# iPad + iPhone with Lightroom Mobile - Sync Status



## markstothard (Dec 20, 2014)

My iPad / iPhone, both are running Lightroom Mobile (app displayed on sreen), however due to the way I have set up the devices, screen goes blank to save battery after a few minutes and you need to type in a pin to access the device again (auto lock).

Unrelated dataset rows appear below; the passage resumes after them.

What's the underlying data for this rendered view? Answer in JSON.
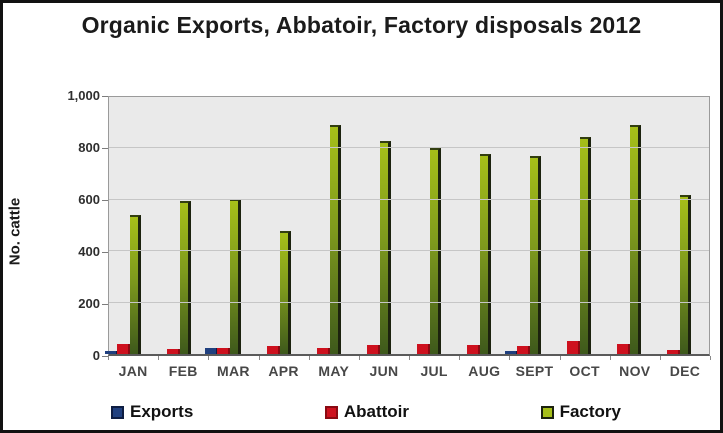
{
  "chart_data": {
    "type": "bar",
    "title": "Organic Exports, Abbatoir, Factory disposals 2012",
    "xlabel": "",
    "ylabel": "No. cattle",
    "ylim": [
      0,
      1000
    ],
    "y_tick_values": [
      0,
      200,
      400,
      600,
      800,
      1000
    ],
    "y_tick_labels": [
      "0",
      "200",
      "400",
      "600",
      "800",
      "1,000"
    ],
    "grid": "horizontal gridlines every 200, light gray plot background",
    "legend_position": "bottom",
    "categories": [
      "JAN",
      "FEB",
      "MAR",
      "APR",
      "MAY",
      "JUN",
      "JUL",
      "AUG",
      "SEPT",
      "OCT",
      "NOV",
      "DEC"
    ],
    "series": [
      {
        "name": "Exports",
        "color": "#20407f",
        "edge_color": "#0e1d42",
        "values": [
          10,
          0,
          25,
          0,
          0,
          0,
          0,
          0,
          10,
          0,
          0,
          0
        ]
      },
      {
        "name": "Abattoir",
        "color": "#ce111e",
        "edge_color": "#8a0a12",
        "values": [
          40,
          20,
          25,
          30,
          25,
          35,
          40,
          35,
          30,
          50,
          40,
          15
        ]
      },
      {
        "name": "Factory",
        "color_top": "#a6bf19",
        "color_bottom": "#3e591c",
        "edge_color": "#1c220e",
        "values": [
          540,
          595,
          605,
          480,
          890,
          830,
          800,
          780,
          770,
          845,
          890,
          620
        ]
      }
    ],
    "colors": {
      "plot_background": "#eaeaea",
      "gridline": "#c6c6c6",
      "plot_border": "#9a9a9a",
      "axis_line": "#5a5a5a",
      "outer_border": "#111111",
      "text": "#1b1b1b"
    }
  }
}
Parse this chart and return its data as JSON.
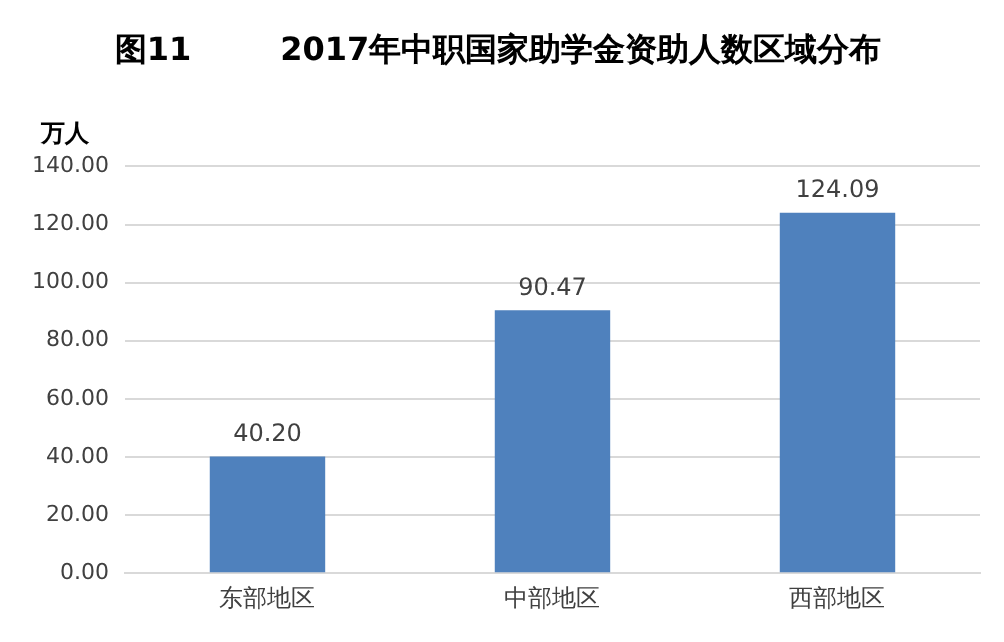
{
  "chart_data": {
    "type": "bar",
    "title": "图11        2017年中职国家助学金资助人数区域分布",
    "ylabel": "万人",
    "categories": [
      "东部地区",
      "中部地区",
      "西部地区"
    ],
    "values": [
      40.2,
      90.47,
      124.09
    ],
    "value_labels": [
      "40.20",
      "90.47",
      "124.09"
    ],
    "color": "#4f81bd",
    "ylim": [
      0,
      140
    ],
    "yticks": [
      {
        "value": 0,
        "label": "0.00"
      },
      {
        "value": 20,
        "label": "20.00"
      },
      {
        "value": 40,
        "label": "40.00"
      },
      {
        "value": 60,
        "label": "60.00"
      },
      {
        "value": 80,
        "label": "80.00"
      },
      {
        "value": 100,
        "label": "100.00"
      },
      {
        "value": 120,
        "label": "120.00"
      },
      {
        "value": 140,
        "label": "140.00"
      }
    ],
    "grid": "y",
    "legend": false
  }
}
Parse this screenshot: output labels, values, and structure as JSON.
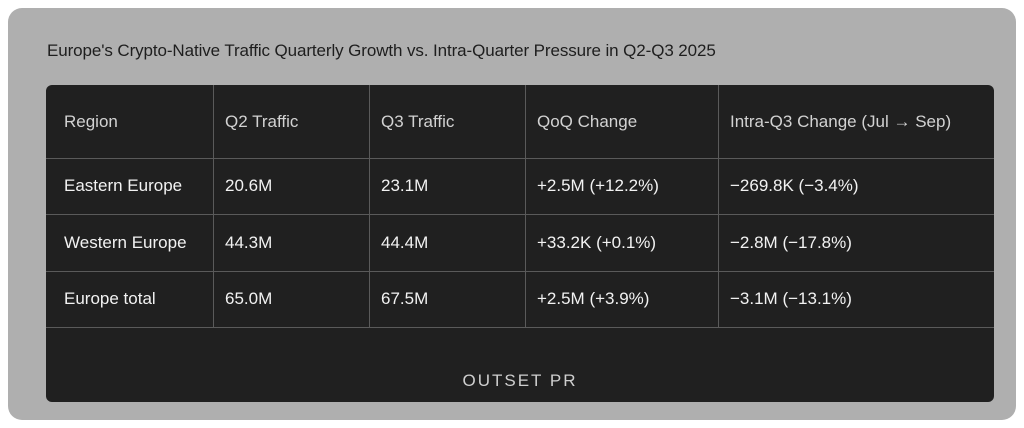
{
  "title": "Europe's Crypto-Native Traffic Quarterly Growth vs. Intra-Quarter Pressure in Q2-Q3 2025",
  "logo_text": "OUTSET PR",
  "chart_data": {
    "type": "table",
    "columns": [
      "Region",
      "Q2 Traffic",
      "Q3 Traffic",
      "QoQ Change",
      "Intra-Q3 Change (Jul → Sep)"
    ],
    "rows": [
      [
        "Eastern Europe",
        "20.6M",
        "23.1M",
        "+2.5M (+12.2%)",
        "−269.8K (−3.4%)"
      ],
      [
        "Western Europe",
        "44.3M",
        "44.4M",
        "+33.2K (+0.1%)",
        "−2.8M (−17.8%)"
      ],
      [
        "Europe total",
        "65.0M",
        "67.5M",
        "+2.5M (+3.9%)",
        "−3.1M (−13.1%)"
      ]
    ]
  }
}
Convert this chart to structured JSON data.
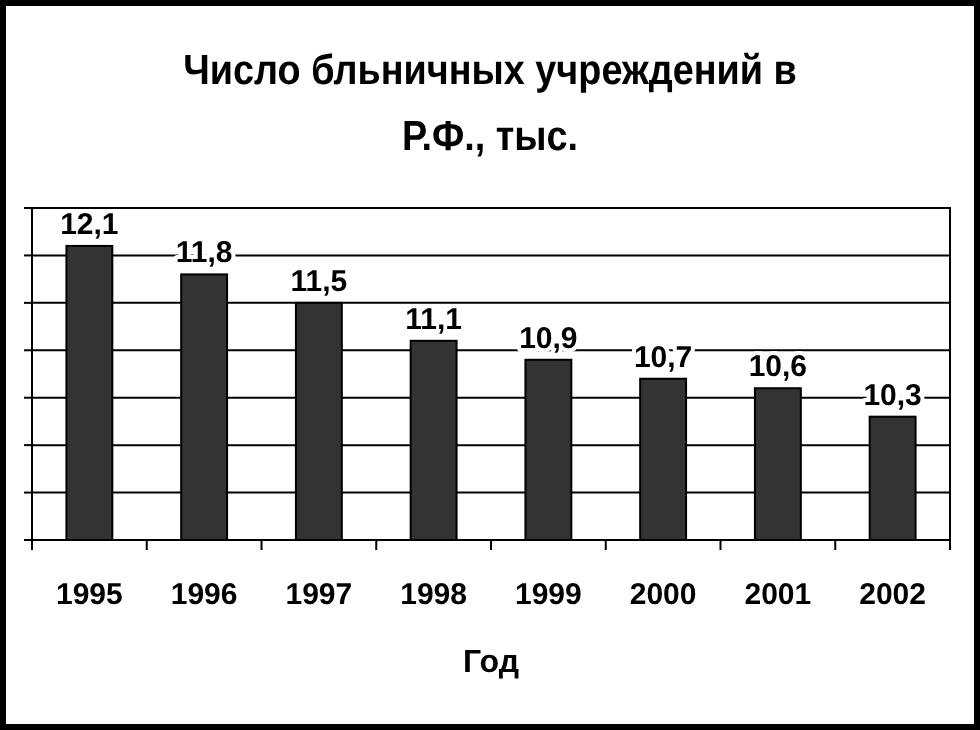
{
  "chart_data": {
    "type": "bar",
    "title": "Число бльничных учреждений в Р.Ф., тыс.",
    "xlabel": "Год",
    "categories": [
      "1995",
      "1996",
      "1997",
      "1998",
      "1999",
      "2000",
      "2001",
      "2002"
    ],
    "values": [
      12.1,
      11.8,
      11.5,
      11.1,
      10.9,
      10.7,
      10.6,
      10.3
    ],
    "color": "#333333",
    "ylim": [
      9,
      12.5
    ],
    "yticks": [
      {
        "value": 9,
        "label": null
      },
      {
        "value": 9.5,
        "label": null
      },
      {
        "value": 10,
        "label": null
      },
      {
        "value": 10.5,
        "label": null
      },
      {
        "value": 11,
        "label": null
      },
      {
        "value": 11.5,
        "label": null
      },
      {
        "value": 12,
        "label": null
      },
      {
        "value": 12.5,
        "label": null
      }
    ],
    "value_labels": [
      "12,1",
      "11,8",
      "11,5",
      "11,1",
      "10,9",
      "10,7",
      "10,6",
      "10,3"
    ],
    "grid": "y",
    "tick_labels": "x"
  }
}
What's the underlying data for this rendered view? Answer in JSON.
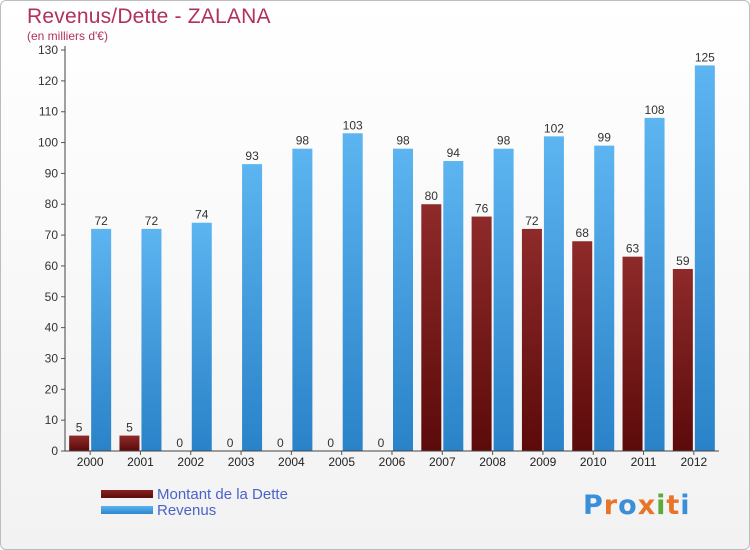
{
  "title": "Revenus/Dette - ZALANA",
  "subtitle": "(en milliers d'€)",
  "chart_data": {
    "type": "bar",
    "categories": [
      "2000",
      "2001",
      "2002",
      "2003",
      "2004",
      "2005",
      "2006",
      "2007",
      "2008",
      "2009",
      "2010",
      "2011",
      "2012"
    ],
    "series": [
      {
        "name": "Montant de la Dette",
        "values": [
          5,
          5,
          0,
          0,
          0,
          0,
          0,
          80,
          76,
          72,
          68,
          63,
          59
        ],
        "color": "#6e1414"
      },
      {
        "name": "Revenus",
        "values": [
          72,
          72,
          74,
          93,
          98,
          103,
          98,
          94,
          98,
          102,
          99,
          108,
          125
        ],
        "color": "#3d9ce0"
      }
    ],
    "ylim": [
      0,
      130
    ],
    "yticks": [
      0,
      10,
      20,
      30,
      40,
      50,
      60,
      70,
      80,
      90,
      100,
      110,
      120,
      130
    ],
    "grid": false,
    "legend_position": "bottom-left"
  },
  "legend": {
    "debt_label": "Montant de la Dette",
    "revenue_label": "Revenus"
  },
  "brand": {
    "letters": [
      "P",
      "r",
      "o",
      "x",
      "i",
      "t",
      "i"
    ],
    "colors": [
      "#3a8fd8",
      "#e8742a",
      "#3a8fd8",
      "#e8742a",
      "#5aaa3c",
      "#e8742a",
      "#3a8fd8"
    ]
  }
}
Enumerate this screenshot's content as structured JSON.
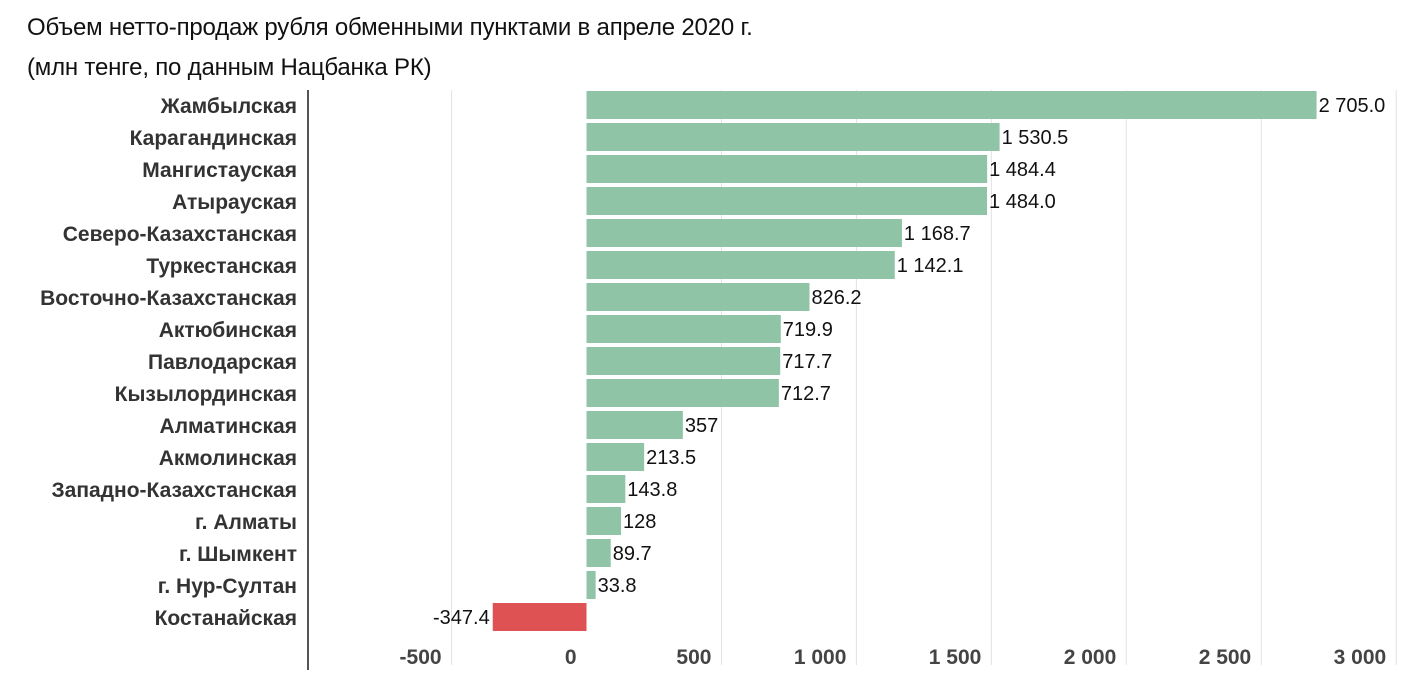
{
  "chart_data": {
    "type": "bar",
    "orientation": "horizontal",
    "title": "Объем нетто-продаж рубля обменными пунктами  в апреле 2020 г.",
    "subtitle": "(млн тенге, по данным Нацбанка РК)",
    "categories": [
      "Жамбылская",
      "Карагандинская",
      "Мангистауская",
      "Атырауская",
      "Северо-Казахстанская",
      "Туркестанская",
      "Восточно-Казахстанская",
      "Актюбинская",
      "Павлодарская",
      "Кызылординская",
      "Алматинская",
      "Акмолинская",
      "Западно-Казахстанская",
      "г. Алматы",
      "г. Шымкент",
      "г. Нур-Султан",
      "Костанайская"
    ],
    "values": [
      2705.0,
      1530.5,
      1484.4,
      1484.0,
      1168.7,
      1142.1,
      826.2,
      719.9,
      717.7,
      712.7,
      357,
      213.5,
      143.8,
      128,
      89.7,
      33.8,
      -347.4
    ],
    "value_labels": [
      "2 705.0",
      "1 530.5",
      "1 484.4",
      "1 484.0",
      "1 168.7",
      "1 142.1",
      "826.2",
      "719.9",
      "717.7",
      "712.7",
      "357",
      "213.5",
      "143.8",
      "128",
      "89.7",
      "33.8",
      "-347.4"
    ],
    "xlim": [
      -1000,
      3000
    ],
    "xticks": [
      -500,
      0,
      500,
      1000,
      1500,
      2000,
      2500,
      3000
    ],
    "xtick_labels": [
      "-500",
      "0",
      "500",
      "1 000",
      "1 500",
      "2 000",
      "2 500",
      "3 000"
    ],
    "grid": true,
    "colors": {
      "positive": "#8fc4a6",
      "negative": "#de5253",
      "grid": "#e2e2e2",
      "axis": "#555555"
    }
  }
}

If the app has NOT finished Syncing when the device's screen goes blank, will the device continue to Sync, or will Syncing only happen when the device's screen is powered up?

Thanks


----------



## clee01l (Dec 20, 2014)

This is a good question for Apple. I'll try to give you my answer or at least my understanding of iOS.  For the most part, iOS devices are single threaded. (i.e.only the active foreground task gets CPU cycles).  There are exceptions.  The Phone app is always waiting for a call, Music plays and iCloud Photostream functions in the background. Perhaps there are others not so clearly defined. I think the answer depends upon how you have configured LRm. If you receive Push Notifications from LRm, LRm will continue to send data to your device in the background. If you have Cellular data turned on for LRm, then LRm will continue to communicate to the cloud when not connected to WiFi


----------



## Victoria Bampton (Dec 23, 2014)

Lightroom mobile tries to carry on syncing in the background for up to 10 minutes when the screen locks or you switch to another app, but iOS limits background processing depending on the other apps that are running, so it may stop earlier than 10 minutes.


----------